Family Issues and Support
This is another leading factor to men having difficulty mentally and emotionally. During tough periods in a person’s life like family instability and divorce, the male partner in a relationship can face emotional struggle due to the lack of support while being ‘alone.’ Like we mentioned earlier, many men rely on their female partners for stability and emotional support. A key factor is the loss of social support and emotional connectivity. For example, one study indicated that 19% of divorced or separated men reported a drop in social support compared to 11% for women. The reason why is because women have more social circles to rely on for support compared to men after a divorce. Now, this can happen anywhere in the world, not just the Western regions. But, with divorce rates (in the USA) at 14.9 divorces per 1,000 marriages, this is a common issue specifically in the Americas.
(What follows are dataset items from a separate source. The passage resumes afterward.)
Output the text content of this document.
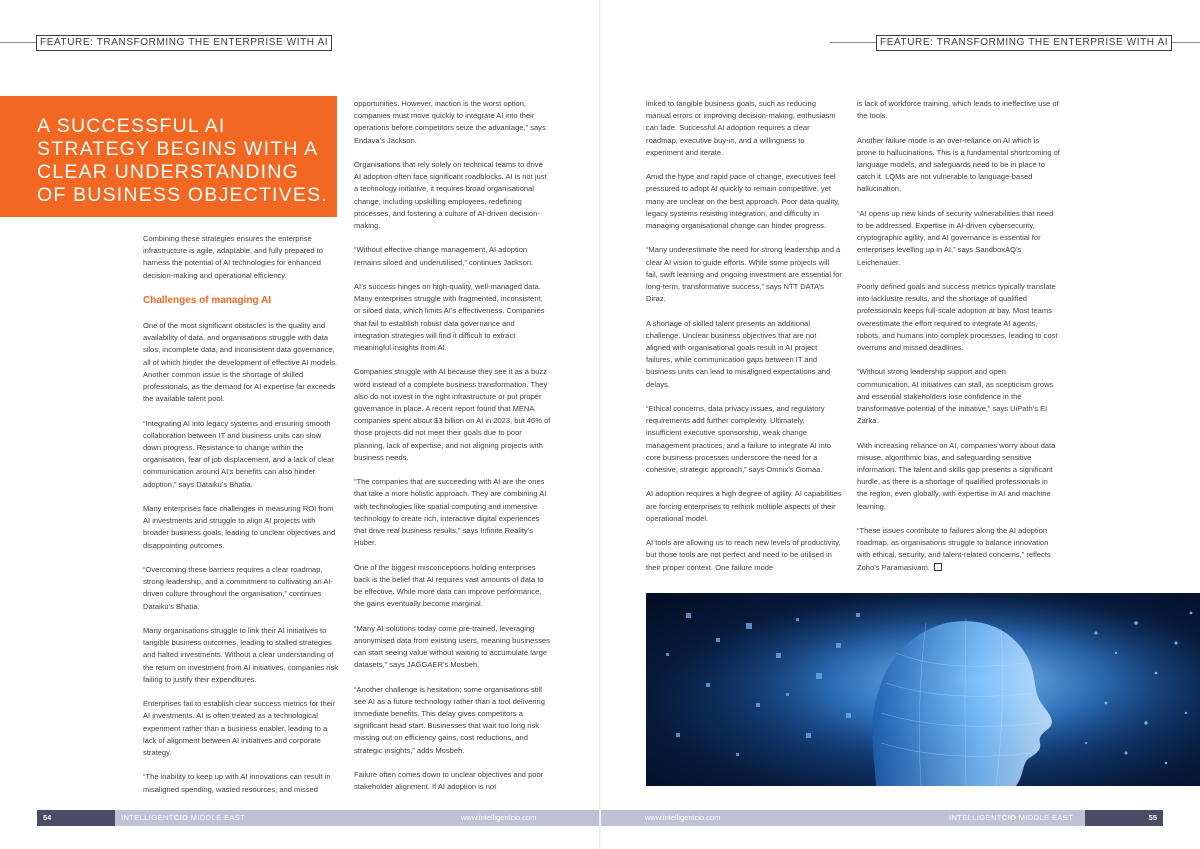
FEATURE: TRANSFORMING THE ENTERPRISE WITH AI	FEATURE: TRANSFORMING THE ENTERPRISE WITH AI

A SUCCESSFUL AI STRATEGY BEGINS WITH A CLEAR UNDERSTANDING OF BUSINESS OBJECTIVES.

Combining these strategies ensures the enterprise infrastructure is agile, adaptable, and fully prepared to harness the potential of AI technologies for enhanced decision-making and operational efficiency.

Challenges of managing AI

One of the most significant obstacles is the quality and availability of data, and organisations struggle with data silos, incomplete data, and inconsistent data governance, all of which hinder the development of effective AI models. Another common issue is the shortage of skilled professionals, as the demand for AI expertise far exceeds the available talent pool.

“Integrating AI into legacy systems and ensuring smooth collaboration between IT and business units can slow down progress. Resistance to change within the organisation, fear of job displacement, and a lack of clear communication around AI’s benefits can also hinder adoption,” says Dataiku’s Bhatia.

Many enterprises face challenges in measuring ROI from AI investments and struggle to align AI projects with broader business goals, leading to unclear objectives and disappointing outcomes.

“Overcoming these barriers requires a clear roadmap, strong leadership, and a commitment to cultivating an AI-driven culture throughout the organisation,” continues Dataiku’s Bhatia.

Many organisations struggle to link their AI initiatives to tangible business outcomes, leading to stalled strategies and halted investments. Without a clear understanding of the return on investment from AI initiatives, companies risk failing to justify their expenditures.

Enterprises fail to establish clear success metrics for their AI investments. AI is often treated as a technological experiment rather than a business enabler, leading to a lack of alignment between AI initiatives and corporate strategy.

“The inability to keep up with AI innovations can result in misaligned spending, wasted resources, and missed

opportunities. However, inaction is the worst option, companies must move quickly to integrate AI into their operations before competitors seize the advantage,” says Endava’s Jackson.

Organisations that rely solely on technical teams to drive AI adoption often face significant roadblocks. AI is not just a technology initiative, it requires broad organisational change, including upskilling employees, redefining processes, and fostering a culture of AI-driven decision-making.

“Without effective change management, AI adoption remains siloed and underutilised,” continues Jackson.

AI’s success hinges on high-quality, well-managed data. Many enterprises struggle with fragmented, inconsistent, or siloed data, which limits AI’s effectiveness. Companies that fail to establish robust data governance and integration strategies will find it difficult to extract meaningful insights from AI.

Companies struggle with AI because they see it as a buzz word instead of a complete business transformation. They also do not invest in the right infrastructure or put proper governance in place. A recent report found that MENA companies spent about $3 billion on AI in 2023, but 46% of those projects did not meet their goals due to poor planning, lack of expertise, and not aligning projects with business needs.

“The companies that are succeeding with AI are the ones that take a more holistic approach. They are combining AI with technologies like spatial computing and immersive technology to create rich, interactive digital experiences that drive real business results,” says Infinite Reality’s Huber.

One of the biggest misconceptions holding enterprises back is the belief that AI requires vast amounts of data to be effective. While more data can improve performance, the gains eventually become marginal.

“Many AI solutions today come pre-trained, leveraging anonymised data from existing users, meaning businesses can start seeing value without waiting to accumulate large datasets,” says JAGGAER’s Mosbeh.

“Another challenge is hesitation; some organisations still see AI as a future technology rather than a tool delivering immediate benefits. This delay gives competitors a significant head start. Businesses that wait too long risk missing out on efficiency gains, cost reductions, and strategic insights,” adds Mosbeh.

Failure often comes down to unclear objectives and poor stakeholder alignment. If AI adoption is not

linked to tangible business goals, such as reducing manual errors or improving decision-making, enthusiasm can fade. Successful AI adoption requires a clear roadmap, executive buy-in, and a willingness to experiment and iterate.

Amid the hype and rapid pace of change, executives feel pressured to adopt AI quickly to remain competitive, yet many are unclear on the best approach. Poor data quality, legacy systems resisting integration, and difficulty in managing organisational change can hinder progress.

“Many underestimate the need for strong leadership and a clear AI vision to guide efforts. While some projects will fail, swift learning and ongoing investment are essential for long-term, transformative success,” says NTT DATA’s Diraz.

A shortage of skilled talent presents an additional challenge. Unclear business objectives that are not aligned with organisational goals result in AI project failures, while communication gaps between IT and business units can lead to misaligned expectations and delays.

“Ethical concerns, data privacy issues, and regulatory requirements add further complexity. Ultimately, insufficient executive sponsorship, weak change management practices, and a failure to integrate AI into core business processes underscore the need for a cohesive, strategic approach,” says Omnix’s Gomaa.

AI adoption requires a high degree of agility. AI capabilities are forcing enterprises to rethink multiple aspects of their operational model.

AI tools are allowing us to reach new levels of productivity, but those tools are not perfect and need to be utilised in their proper context. One failure mode

is lack of workforce training, which leads to ineffective use of the tools.

Another failure mode is an over-reliance on AI which is prone to hallucinations. This is a fundamental shortcoming of language models, and safeguards need to be in place to catch it. LQMs are not vulnerable to language-based hallucination.

“AI opens up new kinds of security vulnerabilities that need to be addressed. Expertise in AI-driven cybersecurity, cryptographic agility, and AI governance is essential for enterprises levelling up in AI,” says SandboxAQ’s Leichenauer.

Poorly defined goals and success metrics typically translate into lacklustre results, and the shortage of qualified professionals keeps full-scale adoption at bay. Most teams overestimate the effort required to integrate AI agents, robots, and humans into complex processes, leading to cost overruns and missed deadlines.

“Without strong leadership support and open communication, AI initiatives can stall, as scepticism grows and essential stakeholders lose confidence in the transformative potential of the initiative,” says UiPath’s El Zarka.

With increasing reliance on AI, companies worry about data misuse, algorithmic bias, and safeguarding sensitive information. The talent and skills gap presents a significant hurdle, as there is a shortage of qualified professionals in the region, even globally, with expertise in AI and machine learning.

“These issues contribute to failures along the AI adoption roadmap, as organisations struggle to balance innovation with ethical, security, and talent-related concerns,” reflects Zoho’s Paramasivam.

54	INTELLIGENTCIO MIDDLE EAST	www.intelligentcio.com	www.intelligentcio.com	INTELLIGENTCIO MIDDLE EAST	55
Cultural Significance in Anthropology
On a concluding note, cultural anthropology is a huge factor in this discussion. It ties into a sociological perspective as well, but I hope you can appreciate the delicate nature of mental health as a cultural phenomenon just as much as a psychological one. It is a topic that relates to many fields of study and can possibly never be truly understood. Every year there are new statistics and studies done, so there is always more to learn and more people to give support to.